The issue why you hear differnces in amps and preamps and all such stuff is that they affect these things differently. They do not generate an amplified replica but they add or subtract from it. There is no magic.
So, as an example of phase effect, if the upper frequencies are slowed down a bit and the lower are allowed to pass earlier, you get that "phat" tube sound....but you can get that "phat tube sound" with solid state...if you use a transformer as well....no magic...but surely that "phat" sound does sound nice with many types of rock and jazz and small scale instrumental stuff.
What measurment affects what.....I will tell you, the recording is the biggest effector of what you hear on any given system, one can record in ambience, width , depth, whatever you want, even a dog barking 50 feet to the right of your speaker if you want.
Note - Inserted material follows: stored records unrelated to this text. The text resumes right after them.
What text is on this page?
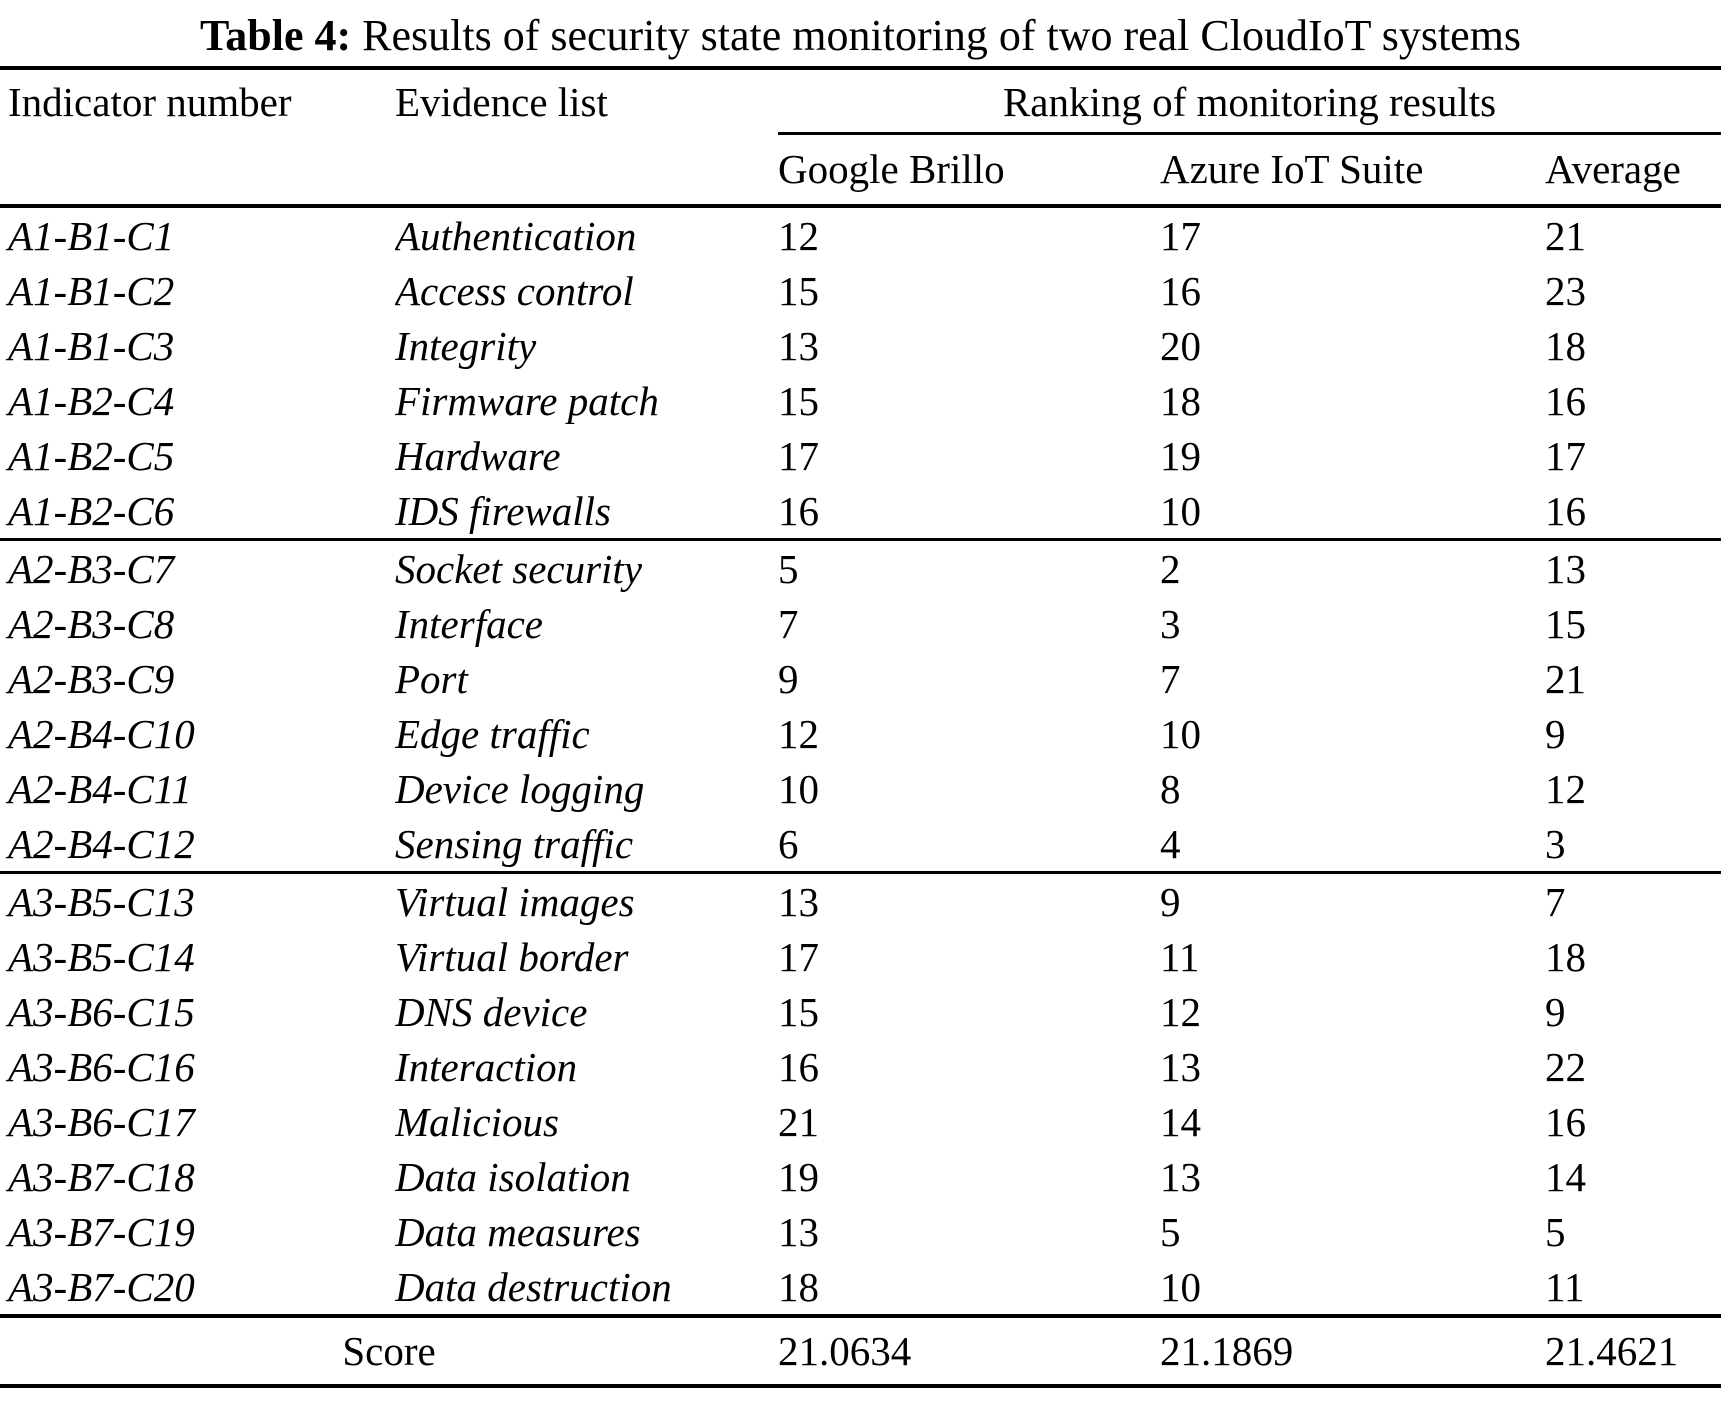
Table 4: Results of security state monitoring of two real CloudIoT systems
Indicator number	Evidence list	Ranking of monitoring results		
		Google Brillo	Azure IoT Suite	Average
A1-B1-C1	Authentication	12	17	21
A1-B1-C2	Access control	15	16	23
A1-B1-C3	Integrity	13	20	18
A1-B2-C4	Firmware patch	15	18	16
A1-B2-C5	Hardware	17	19	17
A1-B2-C6	IDS firewalls	16	10	16
A2-B3-C7	Socket security	5	2	13
A2-B3-C8	Interface	7	3	15
A2-B3-C9	Port	9	7	21
A2-B4-C10	Edge traffic	12	10	9
A2-B4-C11	Device logging	10	8	12
A2-B4-C12	Sensing traffic	6	4	3
A3-B5-C13	Virtual images	13	9	7
A3-B5-C14	Virtual border	17	11	18
A3-B6-C15	DNS device	15	12	9
A3-B6-C16	Interaction	16	13	22
A3-B6-C17	Malicious	21	14	16
A3-B7-C18	Data isolation	19	13	14
A3-B7-C19	Data measures	13	5	5
A3-B7-C20	Data destruction	18	10	11
Score		21.0634	21.1869	21.4621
But electronics has NO CLUE itself of what the recording means when it pushes the air at the speaker air interface....NONE. Electronics job is to simply replicate the input signal and its the transducers job to simply replicate the electronic command...but we all know thats where things fall down fast.
If I perform just a sinewave THD test on a piece of gear, and not look at phase, then one gear will shift phase say 50 degrees and the other 120 degrees but the sinewave test will not reveal that because it is not looking for phase change.
You can't take any one test, except for a null test, and declare that no other parameters are different. In any case, at some point, the differences in amplitude, phase, and spectrum are so small that none of us can hear them, and that seems to be around 85 or 90 db in a normal home environment.
Tom
Just to expand:Do we agree on the following?
1. That there are measurements that tell us extremely well what we *could* hear. Take the frequency response measurements. If it has a dip of 2 db at 5 Khz, surely we all agree that is audible and the thing that told us that was the FR measurement.
2. That measuring is not the same as understanding. If I ran the above measurement point by a random person on the street they would surely not be able to make the determination I just did. So we need to separate knowledge of interpreting data from ability to gather it.
3. We all want single numbers of simple concepts of performance. Take miles per gallon. There are two numbers that were just revised in US because they were too misleading. Even with revised number is likely to be wrong for my commute to work. So we should also accept that in audio, coming up with single numbers or graphs should not be a prerequisite for understanding audio performance.